With America’s Hispanic population growing ahead of U.S. Census Bureau projections, one of the biggest benefits is American church attendance.

America’s churches are growing — and many new members are Hispanic.

More than 50 percent of all Catholics in the United States under age 25 are of Hispanic heritage, according to the U.S. Conference of Catholic Bishops, which also notes that Hispanics have contributed 71 percent of the growth of the Catholic Church in the United States since 1960.

 Although the final tally is not yet in, the 2010 Census has counted almost 600,000 more Hispanics than the Census Bureau had estimated in the 33 states for which data have been released so far.

“No tradition has been more impacted in recent years than the Catholic Church, which has become more Latino,” reports a study by Trinity College in Hartford, Connecticut. Without Hispanic immigration, “Catholicism would have lost, rather than maintained” members, according to the study.
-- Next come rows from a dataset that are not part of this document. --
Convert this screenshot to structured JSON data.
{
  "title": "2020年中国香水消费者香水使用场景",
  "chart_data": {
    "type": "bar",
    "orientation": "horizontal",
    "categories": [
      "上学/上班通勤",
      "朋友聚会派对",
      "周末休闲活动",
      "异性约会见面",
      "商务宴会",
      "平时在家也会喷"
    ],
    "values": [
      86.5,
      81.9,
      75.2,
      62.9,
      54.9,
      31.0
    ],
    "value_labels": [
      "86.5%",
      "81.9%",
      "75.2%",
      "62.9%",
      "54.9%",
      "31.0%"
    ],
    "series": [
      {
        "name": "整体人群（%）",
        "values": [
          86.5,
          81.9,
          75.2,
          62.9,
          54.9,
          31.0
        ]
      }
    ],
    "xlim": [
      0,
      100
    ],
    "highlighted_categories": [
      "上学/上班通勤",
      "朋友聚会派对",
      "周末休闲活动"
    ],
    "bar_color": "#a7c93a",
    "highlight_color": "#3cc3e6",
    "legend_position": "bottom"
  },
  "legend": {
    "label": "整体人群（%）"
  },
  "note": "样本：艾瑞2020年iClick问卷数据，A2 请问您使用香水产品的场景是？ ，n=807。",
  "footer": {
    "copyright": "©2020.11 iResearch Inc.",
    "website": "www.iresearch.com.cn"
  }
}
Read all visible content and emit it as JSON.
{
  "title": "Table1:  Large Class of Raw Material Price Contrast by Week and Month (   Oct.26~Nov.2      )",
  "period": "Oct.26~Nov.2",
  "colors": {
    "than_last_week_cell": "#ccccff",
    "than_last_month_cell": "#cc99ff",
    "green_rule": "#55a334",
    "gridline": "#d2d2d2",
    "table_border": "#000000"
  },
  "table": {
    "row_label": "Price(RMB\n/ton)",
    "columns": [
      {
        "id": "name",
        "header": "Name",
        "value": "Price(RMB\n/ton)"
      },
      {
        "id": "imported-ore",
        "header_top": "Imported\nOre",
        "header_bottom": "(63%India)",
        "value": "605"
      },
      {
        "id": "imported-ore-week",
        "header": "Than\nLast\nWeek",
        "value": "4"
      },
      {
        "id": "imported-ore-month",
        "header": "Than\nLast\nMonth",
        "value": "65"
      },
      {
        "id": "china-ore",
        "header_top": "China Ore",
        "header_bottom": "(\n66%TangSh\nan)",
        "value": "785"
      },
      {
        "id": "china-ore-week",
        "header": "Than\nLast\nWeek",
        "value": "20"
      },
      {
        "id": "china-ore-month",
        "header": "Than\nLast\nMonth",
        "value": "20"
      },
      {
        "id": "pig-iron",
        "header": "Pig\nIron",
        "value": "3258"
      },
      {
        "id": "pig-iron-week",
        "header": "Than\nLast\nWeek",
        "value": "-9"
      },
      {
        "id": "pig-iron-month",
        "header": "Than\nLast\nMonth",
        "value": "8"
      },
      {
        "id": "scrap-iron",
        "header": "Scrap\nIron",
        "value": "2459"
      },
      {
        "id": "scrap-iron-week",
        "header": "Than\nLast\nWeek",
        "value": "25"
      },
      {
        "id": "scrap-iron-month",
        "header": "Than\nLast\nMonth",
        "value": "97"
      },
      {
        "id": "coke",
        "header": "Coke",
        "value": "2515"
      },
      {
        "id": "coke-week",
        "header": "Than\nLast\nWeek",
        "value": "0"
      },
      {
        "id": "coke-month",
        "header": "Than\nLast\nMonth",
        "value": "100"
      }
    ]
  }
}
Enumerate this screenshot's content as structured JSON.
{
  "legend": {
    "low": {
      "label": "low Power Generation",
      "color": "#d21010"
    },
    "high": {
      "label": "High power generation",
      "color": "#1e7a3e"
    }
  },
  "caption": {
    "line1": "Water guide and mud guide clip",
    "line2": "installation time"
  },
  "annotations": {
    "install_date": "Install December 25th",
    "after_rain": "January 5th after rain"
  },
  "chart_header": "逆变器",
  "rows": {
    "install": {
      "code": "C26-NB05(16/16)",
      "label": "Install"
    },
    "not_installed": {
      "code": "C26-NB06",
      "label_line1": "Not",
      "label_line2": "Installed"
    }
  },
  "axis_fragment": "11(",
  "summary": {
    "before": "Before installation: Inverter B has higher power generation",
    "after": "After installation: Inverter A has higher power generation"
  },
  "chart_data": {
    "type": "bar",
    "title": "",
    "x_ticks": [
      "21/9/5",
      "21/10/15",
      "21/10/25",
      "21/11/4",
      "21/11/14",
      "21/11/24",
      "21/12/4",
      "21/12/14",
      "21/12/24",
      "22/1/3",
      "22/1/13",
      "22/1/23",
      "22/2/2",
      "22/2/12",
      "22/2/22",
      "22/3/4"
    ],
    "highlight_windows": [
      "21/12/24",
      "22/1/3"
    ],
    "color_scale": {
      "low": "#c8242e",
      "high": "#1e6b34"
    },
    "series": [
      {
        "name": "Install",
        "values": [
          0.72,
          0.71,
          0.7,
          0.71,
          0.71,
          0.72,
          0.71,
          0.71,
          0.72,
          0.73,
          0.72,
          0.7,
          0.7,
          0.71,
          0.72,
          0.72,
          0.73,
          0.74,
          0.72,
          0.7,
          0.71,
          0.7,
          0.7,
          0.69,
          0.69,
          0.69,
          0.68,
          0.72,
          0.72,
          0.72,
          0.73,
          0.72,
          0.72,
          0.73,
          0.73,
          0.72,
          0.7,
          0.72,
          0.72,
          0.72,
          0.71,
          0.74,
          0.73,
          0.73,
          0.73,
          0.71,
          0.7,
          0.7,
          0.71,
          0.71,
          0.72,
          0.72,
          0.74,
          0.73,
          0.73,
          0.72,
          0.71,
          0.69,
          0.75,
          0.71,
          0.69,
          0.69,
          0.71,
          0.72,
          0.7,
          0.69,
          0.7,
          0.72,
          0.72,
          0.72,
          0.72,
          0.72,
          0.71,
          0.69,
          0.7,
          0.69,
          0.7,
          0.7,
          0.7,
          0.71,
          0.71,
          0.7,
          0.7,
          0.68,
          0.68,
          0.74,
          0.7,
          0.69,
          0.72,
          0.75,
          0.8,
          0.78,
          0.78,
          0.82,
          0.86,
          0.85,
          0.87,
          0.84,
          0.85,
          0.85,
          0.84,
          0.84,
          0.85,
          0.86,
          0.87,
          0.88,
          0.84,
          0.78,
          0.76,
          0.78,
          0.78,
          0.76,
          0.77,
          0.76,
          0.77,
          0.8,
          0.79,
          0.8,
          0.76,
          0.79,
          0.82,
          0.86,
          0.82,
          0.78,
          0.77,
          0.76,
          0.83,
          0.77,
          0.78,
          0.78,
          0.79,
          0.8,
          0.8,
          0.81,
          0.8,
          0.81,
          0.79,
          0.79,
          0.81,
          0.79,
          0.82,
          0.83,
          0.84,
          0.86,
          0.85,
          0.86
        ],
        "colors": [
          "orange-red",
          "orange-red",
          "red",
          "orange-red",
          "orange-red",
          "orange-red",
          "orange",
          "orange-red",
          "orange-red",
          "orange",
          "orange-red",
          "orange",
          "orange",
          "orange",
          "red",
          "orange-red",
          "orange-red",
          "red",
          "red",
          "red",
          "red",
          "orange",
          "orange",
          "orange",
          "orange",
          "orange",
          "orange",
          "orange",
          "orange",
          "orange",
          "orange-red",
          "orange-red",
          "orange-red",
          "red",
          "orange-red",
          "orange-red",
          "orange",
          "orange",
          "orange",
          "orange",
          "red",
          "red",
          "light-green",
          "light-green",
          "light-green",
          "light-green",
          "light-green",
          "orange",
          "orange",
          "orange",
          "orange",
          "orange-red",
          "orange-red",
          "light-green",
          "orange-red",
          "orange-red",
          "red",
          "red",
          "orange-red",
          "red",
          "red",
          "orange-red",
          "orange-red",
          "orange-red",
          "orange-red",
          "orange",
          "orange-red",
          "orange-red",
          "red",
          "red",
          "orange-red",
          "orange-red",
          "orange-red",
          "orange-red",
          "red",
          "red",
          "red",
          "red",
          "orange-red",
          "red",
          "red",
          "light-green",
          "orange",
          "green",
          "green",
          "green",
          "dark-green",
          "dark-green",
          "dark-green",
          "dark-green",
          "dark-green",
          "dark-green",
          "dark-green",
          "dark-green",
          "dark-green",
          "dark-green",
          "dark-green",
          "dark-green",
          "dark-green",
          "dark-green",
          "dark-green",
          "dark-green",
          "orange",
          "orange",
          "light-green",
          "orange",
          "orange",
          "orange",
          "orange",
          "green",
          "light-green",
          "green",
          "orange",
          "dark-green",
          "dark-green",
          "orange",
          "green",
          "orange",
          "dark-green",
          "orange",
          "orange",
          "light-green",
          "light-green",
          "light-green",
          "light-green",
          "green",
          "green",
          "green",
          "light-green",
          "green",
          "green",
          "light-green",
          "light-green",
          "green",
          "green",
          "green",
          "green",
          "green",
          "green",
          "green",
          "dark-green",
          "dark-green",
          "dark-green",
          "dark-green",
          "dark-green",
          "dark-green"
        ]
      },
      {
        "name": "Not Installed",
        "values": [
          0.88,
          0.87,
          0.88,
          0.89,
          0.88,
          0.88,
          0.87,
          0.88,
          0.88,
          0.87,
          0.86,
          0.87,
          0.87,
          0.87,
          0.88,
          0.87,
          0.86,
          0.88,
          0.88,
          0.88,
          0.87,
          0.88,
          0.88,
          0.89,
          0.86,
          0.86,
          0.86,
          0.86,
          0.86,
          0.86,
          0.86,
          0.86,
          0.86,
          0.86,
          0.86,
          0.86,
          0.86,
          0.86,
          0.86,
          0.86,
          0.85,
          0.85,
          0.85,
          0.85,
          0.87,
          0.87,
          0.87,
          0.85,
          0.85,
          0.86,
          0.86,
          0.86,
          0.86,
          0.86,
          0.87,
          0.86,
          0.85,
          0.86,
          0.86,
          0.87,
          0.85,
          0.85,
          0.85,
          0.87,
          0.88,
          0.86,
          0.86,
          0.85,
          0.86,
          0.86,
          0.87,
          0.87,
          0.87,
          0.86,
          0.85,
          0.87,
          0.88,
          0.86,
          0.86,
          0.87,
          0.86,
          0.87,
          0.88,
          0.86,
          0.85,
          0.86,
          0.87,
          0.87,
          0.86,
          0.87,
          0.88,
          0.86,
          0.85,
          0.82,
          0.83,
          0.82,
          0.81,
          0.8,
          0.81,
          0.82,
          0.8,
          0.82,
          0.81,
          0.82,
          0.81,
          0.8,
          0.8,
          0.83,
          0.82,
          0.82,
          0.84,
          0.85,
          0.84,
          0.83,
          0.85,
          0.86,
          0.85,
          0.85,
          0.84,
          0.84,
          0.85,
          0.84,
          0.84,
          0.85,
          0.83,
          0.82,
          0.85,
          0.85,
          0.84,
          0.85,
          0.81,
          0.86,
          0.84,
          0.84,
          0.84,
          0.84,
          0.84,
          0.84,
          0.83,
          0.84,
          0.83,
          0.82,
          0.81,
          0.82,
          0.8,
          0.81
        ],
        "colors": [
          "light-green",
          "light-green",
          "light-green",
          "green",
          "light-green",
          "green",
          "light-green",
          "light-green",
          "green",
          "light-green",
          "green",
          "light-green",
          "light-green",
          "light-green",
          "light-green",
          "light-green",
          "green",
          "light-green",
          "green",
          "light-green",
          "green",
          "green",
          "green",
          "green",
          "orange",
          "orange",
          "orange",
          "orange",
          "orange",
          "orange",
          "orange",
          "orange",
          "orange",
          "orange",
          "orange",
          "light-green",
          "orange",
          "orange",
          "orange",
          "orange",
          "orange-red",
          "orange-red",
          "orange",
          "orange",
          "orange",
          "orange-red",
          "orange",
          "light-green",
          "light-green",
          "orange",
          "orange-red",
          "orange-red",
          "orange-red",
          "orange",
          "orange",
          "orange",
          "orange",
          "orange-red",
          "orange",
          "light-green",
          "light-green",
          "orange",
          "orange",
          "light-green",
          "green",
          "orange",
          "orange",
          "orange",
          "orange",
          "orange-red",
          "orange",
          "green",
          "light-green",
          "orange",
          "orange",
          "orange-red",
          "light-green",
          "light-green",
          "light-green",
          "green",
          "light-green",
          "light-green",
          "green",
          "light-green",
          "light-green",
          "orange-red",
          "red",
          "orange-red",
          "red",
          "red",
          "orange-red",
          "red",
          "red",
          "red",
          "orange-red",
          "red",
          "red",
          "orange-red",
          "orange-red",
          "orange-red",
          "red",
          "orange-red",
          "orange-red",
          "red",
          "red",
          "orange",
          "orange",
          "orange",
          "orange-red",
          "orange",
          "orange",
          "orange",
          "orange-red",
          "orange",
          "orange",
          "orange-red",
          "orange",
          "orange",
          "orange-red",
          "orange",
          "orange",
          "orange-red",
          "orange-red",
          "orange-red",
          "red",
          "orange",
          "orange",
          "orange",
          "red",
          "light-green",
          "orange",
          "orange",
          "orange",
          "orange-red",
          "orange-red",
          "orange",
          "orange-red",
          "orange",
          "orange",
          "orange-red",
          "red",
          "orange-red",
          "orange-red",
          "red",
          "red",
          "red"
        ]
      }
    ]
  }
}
Other denominations are also being impacted. America’s largest Assemblies of God congregation is Hispanic — the 11,000-member New Life Covenant Church in Chicago.

One prominent evangelical believes Hispanics will be the “lifeguards for Christianity in America in the 21st century.” The Rev. Samuel Rodriguez, president of the National Hispanic Christian Leadership Conference, made the comment to the Christian Post after the release of the latest U.S. Census Bureau report. The Bureau says that Hispanic population growth accounted for over half of the 27.3 million increase in the total U.S. population and that there has been a 43 percent increase in the Hispanic population since 2000, The Hispanic population now totals 50.5 million, or roughly 1 in 6 Americans. On the other hand, the non-Hispanic population grew only about 5 percent.

The change is forcing traditional churches to expand their outreach into the Hispanic communities, said Rodriguez. “Previously, the Anglo-Saxon church was able to survive by reaching out exclusively to its own people, but now it can no longer do so.”

He noted that much of the growth in the Southern Baptist Convention, the Assemblies of God, Churches of God and the United Methodist Church has come through Hispanics. Rodriguez predicted that Hispanics will help revive the evangelical Christian movement in the United States.

“The future growth of the evangelical church in America will come from blended congregations,” said local pastor Nestor Rivera, who leads a 100-member Southern Baptist congregation in rural Arkansas. He said his church’s growth has come largely from second-generation Hispanics who speak both English and Spanish at home. Many are blended families — one Hispanic parent and one Anglo.

“Fifteen years ago, I shared with our denomination’s church planning strategist that the wave of the future would be bilingual,” said Rivera. “He didn’t think so. Now the planner has learned Spanish.”

Rivera described what he called the “mosaic” church. “It’s a church where people from all sorts of different backgrounds feel comfortable. They have one common denominator, they love Jesus and second, everybody speaks English whether they speak it at home or not.” Such congregations often include Asian and African immigrants as well as newcomers from Latin America.  “They identify with each other,” he said, “because the face the same struggle that they aren’t traditional American churchgoers.”

The Rev. Mauricio Elizondo, senior pastor of Walnut Park Assembly of God in Garland, Texas, said the “message of the Hispanic community is about becoming ‘one’ and crying out, bringing America back to its core values that this great country was founded on. We are going to be the reconciling voices for the people who have been impoverished, the voices for the unborn, and the voices for people who have been marginalized. It is our time to rise up and shine – 50 million voices shouting together for the sake of our Lord, for the sake of humanity and for the sake of America, bringing our country back to revival.”

Rivera agreed. “One thing that many people do not realize is the intense patriotism that many Hispanic immigrants feel toward America. They have fought hard to get here — to the land of opportunity. The vast majority are ambitious and hard-working. They are saving money. Their kids are more important to them than almost anything. Their strong values of country, faith and family will only strengthen our churches as well as America.”